On Tue, Sep 6, 2011 at 6:05 PM, Tom Lane wrote:
Robert Haas <email@example.com> writes:
On Tue, Sep 6, 2011 at 5:34 PM, Tom Lane wrote:
And I doubt
that the goal is worth taking risks for.
I am unable to count the number of times that I have had a customer
come to me and say "well, the backend crashed". And I go look at
their logs and I have no idea what happened.
gdb and print debug_query_string?
Surely you're kidding. These are customer systems which I frequently
don't even have access to. They don't always have gdb installed
(sometimes they are Windows systems) and if they do the customer isn't
likely to know how to use it, and even if they do they don't think the
better of us for needing such a tool to troubleshoot a crash. Even if
none of that were an issue, gdb is only going to work if you attach it
before the crash or have a core dump available. Typically you don't
know the crash is going to happen and core dumps aren't enabled
I don't dispute that this would be nice to have. But I don't think that
it's sane to compromise the postmaster's reliability in order to print
information of doubtful accuracy.
In practice, I think very few crashes will clobber it. A lot of
crashes are going to be caused by a null pointer deference in some
random part of the program, an assertion failure, the OOM killer, etc.
It's certainly POSSIBLE that it could get clobbered, but it shouldn't
be very likely; and as Marti says, with proper defensive coding, the
worst case scenario if it does happen should be some log garbage.
If you want to do something that doesn't violate the system's basic
design goals, think about setting up a SIGSEGV handler that tries to
print debug_query_string via elog before crashing. It might well crash
too, but it won't be risking taking out more of the database with it.

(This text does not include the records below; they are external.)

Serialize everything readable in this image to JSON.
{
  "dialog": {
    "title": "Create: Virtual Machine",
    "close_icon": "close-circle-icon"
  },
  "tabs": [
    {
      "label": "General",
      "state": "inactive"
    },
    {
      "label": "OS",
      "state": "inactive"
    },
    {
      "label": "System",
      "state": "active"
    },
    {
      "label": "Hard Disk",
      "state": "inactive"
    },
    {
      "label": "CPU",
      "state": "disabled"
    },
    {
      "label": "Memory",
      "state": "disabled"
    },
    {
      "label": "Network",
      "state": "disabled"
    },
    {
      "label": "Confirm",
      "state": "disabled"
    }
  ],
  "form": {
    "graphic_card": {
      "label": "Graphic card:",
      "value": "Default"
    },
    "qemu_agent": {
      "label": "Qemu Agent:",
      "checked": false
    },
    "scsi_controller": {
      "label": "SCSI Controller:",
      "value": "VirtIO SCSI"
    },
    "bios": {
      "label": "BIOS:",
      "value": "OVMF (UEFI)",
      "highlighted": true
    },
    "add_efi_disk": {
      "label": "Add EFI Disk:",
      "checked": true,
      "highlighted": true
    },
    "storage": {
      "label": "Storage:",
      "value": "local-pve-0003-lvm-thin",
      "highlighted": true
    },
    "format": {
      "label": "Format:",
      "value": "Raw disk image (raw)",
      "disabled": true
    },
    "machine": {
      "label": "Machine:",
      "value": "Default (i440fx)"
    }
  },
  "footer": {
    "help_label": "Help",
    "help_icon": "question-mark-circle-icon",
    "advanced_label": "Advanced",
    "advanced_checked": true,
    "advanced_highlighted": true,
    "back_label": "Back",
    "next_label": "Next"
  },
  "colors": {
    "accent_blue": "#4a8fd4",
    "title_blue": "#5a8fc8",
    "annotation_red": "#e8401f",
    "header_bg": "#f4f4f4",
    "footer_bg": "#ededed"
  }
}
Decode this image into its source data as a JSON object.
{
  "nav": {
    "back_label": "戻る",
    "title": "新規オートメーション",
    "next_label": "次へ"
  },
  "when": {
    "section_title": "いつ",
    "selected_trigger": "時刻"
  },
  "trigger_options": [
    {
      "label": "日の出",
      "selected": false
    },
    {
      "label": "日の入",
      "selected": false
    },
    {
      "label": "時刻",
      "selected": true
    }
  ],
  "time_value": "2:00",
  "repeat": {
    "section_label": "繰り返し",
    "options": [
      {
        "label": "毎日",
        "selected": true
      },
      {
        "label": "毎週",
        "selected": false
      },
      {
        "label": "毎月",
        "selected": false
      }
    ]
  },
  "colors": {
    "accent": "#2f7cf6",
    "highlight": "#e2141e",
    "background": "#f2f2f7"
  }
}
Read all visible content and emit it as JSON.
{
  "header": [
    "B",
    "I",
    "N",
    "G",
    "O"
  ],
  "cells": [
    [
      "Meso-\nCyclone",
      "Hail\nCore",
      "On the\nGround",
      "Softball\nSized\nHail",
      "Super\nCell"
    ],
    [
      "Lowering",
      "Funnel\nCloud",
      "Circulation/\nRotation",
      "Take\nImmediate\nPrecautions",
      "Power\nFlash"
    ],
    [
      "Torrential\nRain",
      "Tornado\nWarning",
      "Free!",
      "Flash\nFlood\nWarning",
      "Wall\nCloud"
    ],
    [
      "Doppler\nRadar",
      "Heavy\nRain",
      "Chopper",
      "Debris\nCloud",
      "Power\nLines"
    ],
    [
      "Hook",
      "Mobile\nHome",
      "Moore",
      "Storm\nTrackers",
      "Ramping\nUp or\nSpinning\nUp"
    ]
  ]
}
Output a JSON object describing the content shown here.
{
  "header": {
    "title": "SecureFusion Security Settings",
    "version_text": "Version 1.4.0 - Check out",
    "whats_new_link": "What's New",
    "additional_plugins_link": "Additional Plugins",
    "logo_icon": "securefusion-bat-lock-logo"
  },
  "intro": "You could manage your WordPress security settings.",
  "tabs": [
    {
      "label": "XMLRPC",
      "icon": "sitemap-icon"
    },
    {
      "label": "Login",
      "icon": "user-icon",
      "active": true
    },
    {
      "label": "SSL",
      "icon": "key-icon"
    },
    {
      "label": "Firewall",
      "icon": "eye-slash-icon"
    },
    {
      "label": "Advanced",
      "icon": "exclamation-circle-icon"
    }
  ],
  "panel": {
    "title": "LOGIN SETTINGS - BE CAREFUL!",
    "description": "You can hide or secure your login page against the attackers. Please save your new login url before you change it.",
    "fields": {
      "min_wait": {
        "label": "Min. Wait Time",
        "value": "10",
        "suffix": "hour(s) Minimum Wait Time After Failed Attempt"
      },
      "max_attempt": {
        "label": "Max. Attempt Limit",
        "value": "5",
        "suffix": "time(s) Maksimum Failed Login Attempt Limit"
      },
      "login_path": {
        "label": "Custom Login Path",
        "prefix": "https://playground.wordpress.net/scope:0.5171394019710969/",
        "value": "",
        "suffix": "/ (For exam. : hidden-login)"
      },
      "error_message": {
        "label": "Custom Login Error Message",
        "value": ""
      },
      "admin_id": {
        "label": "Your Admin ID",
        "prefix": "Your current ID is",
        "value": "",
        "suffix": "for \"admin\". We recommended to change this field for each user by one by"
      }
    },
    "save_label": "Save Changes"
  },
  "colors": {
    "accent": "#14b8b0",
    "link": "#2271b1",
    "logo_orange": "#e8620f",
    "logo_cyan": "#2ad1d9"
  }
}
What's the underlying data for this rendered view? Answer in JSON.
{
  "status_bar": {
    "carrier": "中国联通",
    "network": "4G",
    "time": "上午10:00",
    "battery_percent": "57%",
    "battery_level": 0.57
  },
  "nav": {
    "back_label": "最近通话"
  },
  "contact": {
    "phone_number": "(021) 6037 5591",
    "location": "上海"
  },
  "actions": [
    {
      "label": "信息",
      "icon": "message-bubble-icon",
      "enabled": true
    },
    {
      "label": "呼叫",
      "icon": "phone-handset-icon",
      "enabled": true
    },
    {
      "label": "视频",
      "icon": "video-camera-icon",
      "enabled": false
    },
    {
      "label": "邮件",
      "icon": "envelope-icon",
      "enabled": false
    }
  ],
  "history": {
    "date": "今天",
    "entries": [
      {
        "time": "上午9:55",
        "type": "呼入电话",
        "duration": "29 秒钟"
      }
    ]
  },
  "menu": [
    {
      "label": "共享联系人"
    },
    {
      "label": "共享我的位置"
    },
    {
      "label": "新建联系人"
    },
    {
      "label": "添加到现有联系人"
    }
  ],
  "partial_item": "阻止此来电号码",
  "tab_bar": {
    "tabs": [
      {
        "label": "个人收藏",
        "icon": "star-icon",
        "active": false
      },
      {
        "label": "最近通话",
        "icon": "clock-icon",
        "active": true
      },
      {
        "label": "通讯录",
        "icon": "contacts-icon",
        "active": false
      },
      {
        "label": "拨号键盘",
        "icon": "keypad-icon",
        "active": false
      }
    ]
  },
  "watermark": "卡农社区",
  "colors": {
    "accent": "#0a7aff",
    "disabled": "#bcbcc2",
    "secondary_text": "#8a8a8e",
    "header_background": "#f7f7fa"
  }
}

I don't think that's adequate. You need to trap a lot more than just
SIGSEGV to catch all the crashes - there's also SIGABRT and SIGILL and
a bunch of other ones, including SIGKILL. I think you really, really
need something that executes outside the context of the dying process.
TBH, I'm very unclear what could cause the postmaster to go belly-up
copying a bounded amount of data out of shared memory for logging
purposes only. It's surely possible to make the code safe against any
sequence of bytes that might be found there. The only real danger
seems to be that the memory access itself might trigger a segmentation
fault of some sort - but how is that going to happen? The child can't
unmap the address space in the parent, can it? If it's a real danger,
perhaps we could fork off a dedicated child process just to read the
relevant portion of shared memory and emit a log message - but I'm not
seeing what plausible scenario that would guard against.